I’ve liked every Stoppard piece I’ve seen, but I’ve never seen Rosencrantz and Guildenstern Are Dead until tonight. It was the movie version – perhaps I’ll see the play since it is being produced locally in a few months. It would be interesting to contrast and compare. The movie was very clever – the script, the plot and visually there was a constant kaleidoscope of interesting and entertaining twists and turns as we see Hamlet played out from the point of view of two very minor characters who are lost in a strange world where coins always land as “heads” and they can’t remember who they are (which is which?) or where they came from. Now and then they stumble upon various people (Hamlet, for example) and reflexively say and do things for reasons they don’t afterwards understand.
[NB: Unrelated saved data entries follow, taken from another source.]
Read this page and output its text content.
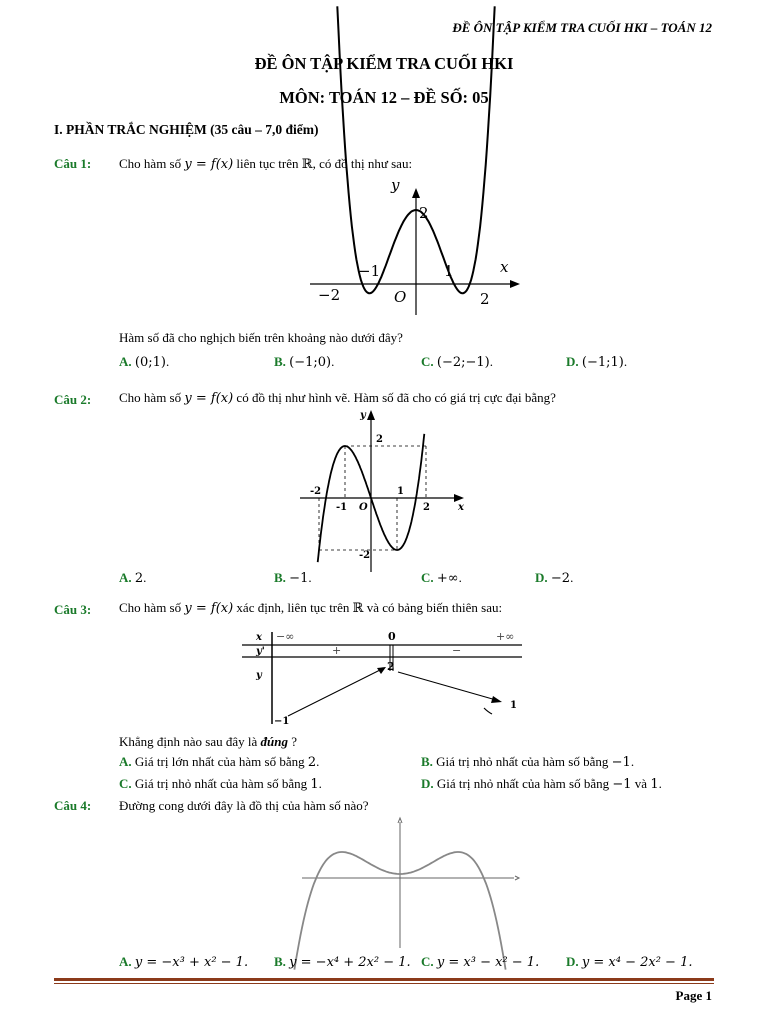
ĐỀ ÔN TẬP KIỂM TRA CUỐI HKI – TOÁN 12
ĐỀ ÔN TẬP KIỂM TRA CUỐI HKI
MÔN: TOÁN 12 – ĐỀ SỐ: 05
I. PHẦN TRẮC NGHIỆM (35 câu – 7,0 điểm)
Câu 1: Cho hàm số y = f(x) liên tục trên ℝ, có đồ thị như sau:
y
x
2
−1	1
−2	O	2
Hàm số đã cho nghịch biến trên khoảng nào dưới đây?
A. (0;1).	B. (−1;0).	C. (−2;−1).	D. (−1;1).
Câu 2: Cho hàm số y = f(x) có đồ thị như hình vẽ. Hàm số đã cho có giá trị cực đại bằng?
y
x
2
-2
-1 O
1
2
-2
A. 2.	B. −1.	C. +∞.	D. −2.
Câu 3: Cho hàm số y = f(x) xác định, liên tục trên ℝ và có bảng biến thiên sau:
x
y'
y
−∞	0	+∞
+	−
2
−1
1
Khẳng định nào sau đây là đúng ?
A. Giá trị lớn nhất của hàm số bằng 2.	B. Giá trị nhỏ nhất của hàm số bằng −1.
C. Giá trị nhỏ nhất của hàm số bằng 1.	D. Giá trị nhỏ nhất của hàm số bằng −1 và 1.
Câu 4: Đường cong dưới đây là đồ thị của hàm số nào?
A. y = −x³ + x² − 1. B. y = −x⁴ + 2x² − 1. C. y = x³ − x² − 1. D. y = x⁴ − 2x² − 1.
Page 1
I loved the part where it is Rosencrantz and Guildenstern who bumble into the eves-dropping Polonius who lets out a little shriek which then causes Hamlet to kill him behind a curtain. They are shown obvious hints that they will die, but don’t have a clue.
The youtube video excerpt provides a taste:
Stoppard’s play makes us think about our own lives – how unreal our lives sometimes seem – as if we too are merely following a script that we can’t quite discern. No matter how we try to escape it, the play clicks and whirs – an incomprehensible mechanism – that carries us to the inevitable conclusion.